HiddenDetect: Detecting Jailbreak Attacks against Large Vision-Language Models via Monitoring Hidden States

TL;DR

HiddenDetect reveals intrinsic safety signals embedded in LVLM hidden activations and leverages them to detect jailbreak prompts without fine-tuning. By constructing a multimodal Refusal Vector and tracking layer-wise Refusal Strength, it identifies the most safety-aware layers and aggregates signals to flag unsafe inputs with a training-free approach. The method demonstrates superior, cross-model safety performance on both text-based and multimodal attacks, outperforming state-of-the-art defenses while offering low computational overhead. This activation-based framework provides a scalable, generalizable path toward safer LVLM deployments by exploiting internal, modality-aware safety patterns.

Abstract

The integration of additional modalities increases the susceptibility of large vision-language models (LVLMs) to safety risks, such as jailbreak attacks, compared to their language-only counterparts.

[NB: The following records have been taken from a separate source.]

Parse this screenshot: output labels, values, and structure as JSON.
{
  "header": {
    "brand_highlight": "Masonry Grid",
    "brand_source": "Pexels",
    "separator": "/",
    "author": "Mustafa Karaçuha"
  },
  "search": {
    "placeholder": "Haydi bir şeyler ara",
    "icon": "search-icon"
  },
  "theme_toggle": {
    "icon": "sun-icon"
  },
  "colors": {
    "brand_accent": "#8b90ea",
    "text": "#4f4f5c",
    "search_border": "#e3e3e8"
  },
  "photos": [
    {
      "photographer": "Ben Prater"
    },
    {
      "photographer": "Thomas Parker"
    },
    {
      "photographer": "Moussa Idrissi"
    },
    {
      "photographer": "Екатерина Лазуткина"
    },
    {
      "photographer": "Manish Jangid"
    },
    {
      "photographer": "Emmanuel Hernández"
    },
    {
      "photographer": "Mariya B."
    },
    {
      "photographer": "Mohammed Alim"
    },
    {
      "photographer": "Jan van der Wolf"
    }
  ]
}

While existing research primarily focuses on post-hoc alignment techniques, the underlying safety mechanisms within LVLMs remain largely unexplored. In this work , we investigate whether LVLMs inherently encode safety-relevant signals within their internal activations during inference. Our findings reveal that LVLMs exhibit distinct activation patterns when processing unsafe prompts, which can be leveraged to detect and mitigate adversarial inputs without requiring extensive fine-tuning. Building on this insight, we introduce HiddenDetect, a novel tuning-free framework that harnesses internal model activations to enhance safety. Experimental results show that {HiddenDetect} surpasses state-of-the-art methods in detecting jailbreak attacks against LVLMs. By utilizing intrinsic safety-aware patterns, our method provides an efficient and scalable solution for strengthening LVLM robustness against multimodal threats. Our code will be released publicly at https://github.com/leigest519/HiddenDetect.

Paper Structure

This paper contains 24 sections, 6 equations, 5 figures, 3 tables.

Figures (5)

  • Figure 1: Comparison of different methods for safeguarding multimodal large langguage models: a) Safety fine-tuning improves alignment but is costly and inflexible; b) Crafted safety prompts mitigate risks but often lead to over-defense, reducing utility; c) HiddenDetect (Ours) leverages intrinsic safety signals in hidden states, enabling efficient jailbreak detection while preserving model utility.
  • Figure 2: Identifying the most safety-aware layers using the few-shot approach. The blue line represents the refusal semantic strength of the few-shot safe set, while the red line represents that of the few-shot unsafe set. The green line illustrates the discrepancy, which reflects the model’s safety awareness.
  • Figure 3: Visualization of Refusal behavior across harmful query types and safety alignment settings. Left: Refusal discrepancy value across layers for five query types reveals delayed and weaker safety activation for multimodal harmful queries. Right: Bimodal safety alignment enhances refusal strength mainly for multimodal queries, especially in middle and late layers, while having minimal impact on pure text inputs.
  • Figure 4: Overview of HiddenDetect. We calculate the safety score based on the cosine similarity between the mapped hidden states at the final token position in the vocabulary space of the most safety-aware layers and the constructed refusal vector, enabling effective and efficient safety judgment at inference time.
  • Figure 5: Visualization of the last token position of hidden state logits projected onto a semantic plane defined by the Refusal Vector (RV) and one of its orthogonal counterparts.